12. The memory device of claim 7, wherein the voltage generator circuit further comprises a pull-down transistor configured to initialize the reference voltage to ground.

13. The memory device of claim 12, wherein the first capacitive element is configured to couple the reference voltage to the first negative voltage after the pull-down transistor is deactivated.

14. The memory device of claim 12, wherein the first and second capacitive elements are configured to cumulatively couple the reference voltage to the second negative voltage after the pull-down transistor is deactivated.

15. The memory device of claim 7, wherein each of the first and second capacitive element comprises a top capacitor plate coupled to a voltage potential and a bottom capacitor plate coupled to a circuit node associated with the reference voltage, and wherein the logic circuitry is configured to control a transition of the voltage potential from a first value to a lower second value to cumulatively couple the reference voltage to the second negative voltage.

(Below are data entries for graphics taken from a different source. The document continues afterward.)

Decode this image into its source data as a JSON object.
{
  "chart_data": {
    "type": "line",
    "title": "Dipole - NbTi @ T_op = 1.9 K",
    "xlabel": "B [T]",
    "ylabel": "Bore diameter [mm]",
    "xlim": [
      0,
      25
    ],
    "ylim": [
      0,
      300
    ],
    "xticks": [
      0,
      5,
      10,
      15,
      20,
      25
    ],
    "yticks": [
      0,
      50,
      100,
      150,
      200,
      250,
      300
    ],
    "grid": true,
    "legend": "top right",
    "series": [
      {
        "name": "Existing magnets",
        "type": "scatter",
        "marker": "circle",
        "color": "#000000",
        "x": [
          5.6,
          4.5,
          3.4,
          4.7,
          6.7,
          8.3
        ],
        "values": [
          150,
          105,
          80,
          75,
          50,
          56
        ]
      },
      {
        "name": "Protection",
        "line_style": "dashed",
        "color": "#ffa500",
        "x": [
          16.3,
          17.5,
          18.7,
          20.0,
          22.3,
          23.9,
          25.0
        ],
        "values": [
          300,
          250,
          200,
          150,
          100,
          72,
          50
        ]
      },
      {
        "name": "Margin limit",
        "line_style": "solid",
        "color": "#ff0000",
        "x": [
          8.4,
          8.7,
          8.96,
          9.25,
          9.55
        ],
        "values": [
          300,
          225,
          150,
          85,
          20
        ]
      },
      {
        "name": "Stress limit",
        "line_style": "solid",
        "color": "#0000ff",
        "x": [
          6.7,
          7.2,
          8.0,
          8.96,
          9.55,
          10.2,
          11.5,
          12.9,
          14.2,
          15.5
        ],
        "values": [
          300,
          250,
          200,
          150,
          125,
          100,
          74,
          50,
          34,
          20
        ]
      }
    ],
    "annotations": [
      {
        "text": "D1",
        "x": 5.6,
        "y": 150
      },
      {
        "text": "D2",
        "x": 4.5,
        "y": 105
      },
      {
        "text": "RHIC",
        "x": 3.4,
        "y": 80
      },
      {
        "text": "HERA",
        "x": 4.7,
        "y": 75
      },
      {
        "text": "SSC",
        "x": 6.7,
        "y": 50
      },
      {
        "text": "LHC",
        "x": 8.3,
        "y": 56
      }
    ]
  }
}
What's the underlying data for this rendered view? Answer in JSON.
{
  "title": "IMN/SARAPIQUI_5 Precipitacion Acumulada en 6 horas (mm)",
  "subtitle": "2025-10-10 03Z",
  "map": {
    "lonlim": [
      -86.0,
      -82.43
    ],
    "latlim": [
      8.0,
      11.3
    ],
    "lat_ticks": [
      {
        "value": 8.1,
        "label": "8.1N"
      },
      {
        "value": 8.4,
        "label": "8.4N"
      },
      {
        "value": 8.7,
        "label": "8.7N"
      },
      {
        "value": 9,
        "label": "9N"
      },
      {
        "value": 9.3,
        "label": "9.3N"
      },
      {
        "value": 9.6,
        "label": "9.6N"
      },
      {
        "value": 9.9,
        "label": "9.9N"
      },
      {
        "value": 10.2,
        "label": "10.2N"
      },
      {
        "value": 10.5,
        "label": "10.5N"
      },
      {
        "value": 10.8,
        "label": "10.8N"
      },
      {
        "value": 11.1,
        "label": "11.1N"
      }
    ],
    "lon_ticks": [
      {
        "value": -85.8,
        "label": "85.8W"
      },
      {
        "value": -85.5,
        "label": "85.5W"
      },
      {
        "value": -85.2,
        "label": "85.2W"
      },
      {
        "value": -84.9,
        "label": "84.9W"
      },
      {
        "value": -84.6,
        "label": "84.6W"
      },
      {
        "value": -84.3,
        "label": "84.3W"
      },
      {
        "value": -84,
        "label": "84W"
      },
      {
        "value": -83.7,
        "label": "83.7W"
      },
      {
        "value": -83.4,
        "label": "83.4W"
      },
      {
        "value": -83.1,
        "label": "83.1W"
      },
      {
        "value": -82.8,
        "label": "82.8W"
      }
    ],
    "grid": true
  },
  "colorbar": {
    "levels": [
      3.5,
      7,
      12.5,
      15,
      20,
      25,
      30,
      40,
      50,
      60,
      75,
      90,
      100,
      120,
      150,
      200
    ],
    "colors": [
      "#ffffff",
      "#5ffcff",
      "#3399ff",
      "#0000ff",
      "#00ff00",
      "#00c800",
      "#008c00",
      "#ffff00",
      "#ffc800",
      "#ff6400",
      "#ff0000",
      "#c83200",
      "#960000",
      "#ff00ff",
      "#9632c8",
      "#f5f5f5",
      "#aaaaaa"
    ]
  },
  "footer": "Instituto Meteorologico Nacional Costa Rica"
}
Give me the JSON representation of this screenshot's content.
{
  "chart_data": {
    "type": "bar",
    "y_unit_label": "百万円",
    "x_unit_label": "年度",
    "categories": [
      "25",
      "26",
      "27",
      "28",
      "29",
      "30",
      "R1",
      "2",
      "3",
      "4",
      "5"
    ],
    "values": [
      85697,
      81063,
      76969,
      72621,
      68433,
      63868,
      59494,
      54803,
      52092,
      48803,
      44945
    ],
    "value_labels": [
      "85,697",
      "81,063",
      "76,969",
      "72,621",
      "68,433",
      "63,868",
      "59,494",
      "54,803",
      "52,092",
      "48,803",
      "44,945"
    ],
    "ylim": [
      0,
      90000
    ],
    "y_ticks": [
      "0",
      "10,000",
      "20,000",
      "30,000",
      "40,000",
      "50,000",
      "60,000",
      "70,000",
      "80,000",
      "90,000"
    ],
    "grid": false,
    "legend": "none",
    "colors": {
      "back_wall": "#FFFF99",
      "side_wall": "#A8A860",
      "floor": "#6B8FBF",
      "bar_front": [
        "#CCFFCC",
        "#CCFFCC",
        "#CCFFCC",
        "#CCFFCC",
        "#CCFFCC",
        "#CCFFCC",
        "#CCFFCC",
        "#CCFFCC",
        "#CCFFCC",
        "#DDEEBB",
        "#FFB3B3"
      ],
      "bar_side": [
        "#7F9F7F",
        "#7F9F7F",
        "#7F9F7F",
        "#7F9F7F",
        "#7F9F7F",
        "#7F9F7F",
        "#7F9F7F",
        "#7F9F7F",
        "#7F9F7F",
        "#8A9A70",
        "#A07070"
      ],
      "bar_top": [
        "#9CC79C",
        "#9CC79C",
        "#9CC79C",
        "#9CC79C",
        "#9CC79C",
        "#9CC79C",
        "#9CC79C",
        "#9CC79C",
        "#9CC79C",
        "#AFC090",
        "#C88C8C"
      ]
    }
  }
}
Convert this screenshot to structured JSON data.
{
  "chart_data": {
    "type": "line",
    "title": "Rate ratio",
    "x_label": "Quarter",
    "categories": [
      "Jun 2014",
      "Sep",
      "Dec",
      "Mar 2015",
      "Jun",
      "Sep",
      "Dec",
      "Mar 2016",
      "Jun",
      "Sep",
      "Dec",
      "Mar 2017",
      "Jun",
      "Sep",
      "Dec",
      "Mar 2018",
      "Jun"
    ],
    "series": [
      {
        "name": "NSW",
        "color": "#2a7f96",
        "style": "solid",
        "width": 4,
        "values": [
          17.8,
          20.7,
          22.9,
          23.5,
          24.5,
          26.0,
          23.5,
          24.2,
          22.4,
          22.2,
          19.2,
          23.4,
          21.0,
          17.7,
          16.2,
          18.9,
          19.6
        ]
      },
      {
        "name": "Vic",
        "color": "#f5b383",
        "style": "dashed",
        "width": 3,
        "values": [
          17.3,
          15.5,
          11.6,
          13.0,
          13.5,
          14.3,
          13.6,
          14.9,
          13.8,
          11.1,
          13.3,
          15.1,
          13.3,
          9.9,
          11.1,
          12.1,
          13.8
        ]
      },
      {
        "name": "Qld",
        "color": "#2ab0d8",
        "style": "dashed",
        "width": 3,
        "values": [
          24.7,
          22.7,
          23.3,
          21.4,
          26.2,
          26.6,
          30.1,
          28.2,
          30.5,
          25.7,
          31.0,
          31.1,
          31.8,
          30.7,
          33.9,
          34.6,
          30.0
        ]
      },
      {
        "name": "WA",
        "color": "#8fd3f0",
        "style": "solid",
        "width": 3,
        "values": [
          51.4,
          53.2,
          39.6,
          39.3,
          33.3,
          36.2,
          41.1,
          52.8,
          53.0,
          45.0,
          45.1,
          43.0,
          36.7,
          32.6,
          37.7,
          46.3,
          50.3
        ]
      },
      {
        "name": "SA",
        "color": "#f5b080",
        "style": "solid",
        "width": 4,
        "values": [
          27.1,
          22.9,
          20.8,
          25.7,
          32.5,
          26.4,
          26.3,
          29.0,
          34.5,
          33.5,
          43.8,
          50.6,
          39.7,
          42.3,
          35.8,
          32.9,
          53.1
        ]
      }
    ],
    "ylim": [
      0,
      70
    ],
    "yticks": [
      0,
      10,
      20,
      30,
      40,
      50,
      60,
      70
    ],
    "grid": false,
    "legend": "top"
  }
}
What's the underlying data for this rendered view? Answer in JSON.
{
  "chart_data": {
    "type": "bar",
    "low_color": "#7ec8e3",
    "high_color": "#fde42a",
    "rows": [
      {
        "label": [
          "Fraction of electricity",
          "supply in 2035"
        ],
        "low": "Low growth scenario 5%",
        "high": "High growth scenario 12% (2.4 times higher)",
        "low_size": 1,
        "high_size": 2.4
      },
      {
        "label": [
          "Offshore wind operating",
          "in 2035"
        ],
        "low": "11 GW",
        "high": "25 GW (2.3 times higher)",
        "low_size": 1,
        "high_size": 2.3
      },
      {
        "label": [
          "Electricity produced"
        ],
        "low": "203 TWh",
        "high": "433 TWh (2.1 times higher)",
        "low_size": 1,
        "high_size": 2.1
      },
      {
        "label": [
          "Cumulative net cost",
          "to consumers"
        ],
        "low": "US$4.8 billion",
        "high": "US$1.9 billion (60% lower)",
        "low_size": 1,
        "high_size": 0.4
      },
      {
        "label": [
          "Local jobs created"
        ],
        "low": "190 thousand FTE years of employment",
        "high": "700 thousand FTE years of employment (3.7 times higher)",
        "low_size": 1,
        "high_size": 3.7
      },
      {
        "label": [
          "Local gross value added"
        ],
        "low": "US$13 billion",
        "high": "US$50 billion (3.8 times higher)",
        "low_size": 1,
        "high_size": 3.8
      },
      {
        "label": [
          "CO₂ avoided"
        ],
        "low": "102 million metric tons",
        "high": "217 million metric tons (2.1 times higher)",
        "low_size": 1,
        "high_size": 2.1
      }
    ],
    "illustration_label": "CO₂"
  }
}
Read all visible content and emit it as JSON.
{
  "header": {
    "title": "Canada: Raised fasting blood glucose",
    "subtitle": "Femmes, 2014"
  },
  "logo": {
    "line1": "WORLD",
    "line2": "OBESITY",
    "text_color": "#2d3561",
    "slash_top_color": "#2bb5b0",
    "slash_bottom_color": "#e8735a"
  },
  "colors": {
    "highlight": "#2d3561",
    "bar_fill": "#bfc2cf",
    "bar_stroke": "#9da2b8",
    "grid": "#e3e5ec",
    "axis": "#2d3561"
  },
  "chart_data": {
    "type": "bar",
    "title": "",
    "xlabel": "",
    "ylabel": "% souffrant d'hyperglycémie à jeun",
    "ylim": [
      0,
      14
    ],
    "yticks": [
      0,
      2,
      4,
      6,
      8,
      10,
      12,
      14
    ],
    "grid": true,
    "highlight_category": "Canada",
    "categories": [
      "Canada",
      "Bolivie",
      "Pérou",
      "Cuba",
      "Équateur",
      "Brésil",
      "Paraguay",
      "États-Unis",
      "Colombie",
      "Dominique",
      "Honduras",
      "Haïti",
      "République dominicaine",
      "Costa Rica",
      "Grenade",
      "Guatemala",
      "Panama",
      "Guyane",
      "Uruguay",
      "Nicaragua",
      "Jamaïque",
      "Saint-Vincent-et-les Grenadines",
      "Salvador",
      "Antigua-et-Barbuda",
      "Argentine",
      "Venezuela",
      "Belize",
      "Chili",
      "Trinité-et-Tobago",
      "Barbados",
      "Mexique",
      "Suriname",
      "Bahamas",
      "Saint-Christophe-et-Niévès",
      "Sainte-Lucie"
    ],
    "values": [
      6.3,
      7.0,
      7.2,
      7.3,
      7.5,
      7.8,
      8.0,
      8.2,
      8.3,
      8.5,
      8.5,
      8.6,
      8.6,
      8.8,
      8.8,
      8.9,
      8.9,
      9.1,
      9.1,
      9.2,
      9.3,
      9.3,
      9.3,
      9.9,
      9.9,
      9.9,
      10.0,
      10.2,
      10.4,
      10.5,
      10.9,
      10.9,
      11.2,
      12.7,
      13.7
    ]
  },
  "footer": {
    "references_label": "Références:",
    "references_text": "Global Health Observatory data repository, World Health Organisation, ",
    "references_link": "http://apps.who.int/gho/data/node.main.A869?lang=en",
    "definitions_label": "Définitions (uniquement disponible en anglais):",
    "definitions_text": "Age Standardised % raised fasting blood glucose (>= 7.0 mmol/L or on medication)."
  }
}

16. A method for memory write operations, comprising: receiving row address information associated with a memory cell;controlling a reference voltage provided to a bitline coupled to the memory cell;in response to the row address information being associated with a first location of the memory cell, coupling, with a first capacitive element, the reference voltage to a first negative voltage; andin response to the row address information being associated with a second location of the memory cell, coupling, with the first capacitive element and a second capacitive element, the reference voltage to a second negative voltage lower than the first negative voltage.

17. The method of claim 16, wherein the controlling the reference voltage comprises initializing, with a pull-down transistor, the reference voltage to ground prior to coupling the reference voltage to the first and second negative voltages.

18. The method of claim 17, wherein the coupling the reference voltage to the first negative voltage comprises coupling the reference voltage to the first negative voltage after the pull-down transistor is deactivated.

19. The method of claim 17, wherein the coupling the reference voltage to the second negative voltage comprises cumulatively coupling the reference voltage to the second negative voltage after the pull-down transistor is deactivated.

20. The method of claim 16, wherein each of the first and second capacitive elements comprises a top capacitor plate coupled to a voltage potential and a bottom capacitor plate coupled to a circuit node associated with the reference voltage, and wherein coupling the reference voltage to the second negative voltage comprises controlling a transition of the voltage potential from a first value to a lower second value to cumulatively couple the reference voltage to the second negative voltage.

21. The method of claim 20, wherein controlling the transition comprises controlling the transition of the voltage potential coupled to the top capacitor plate of the first and second capacitive elements based on the row address information.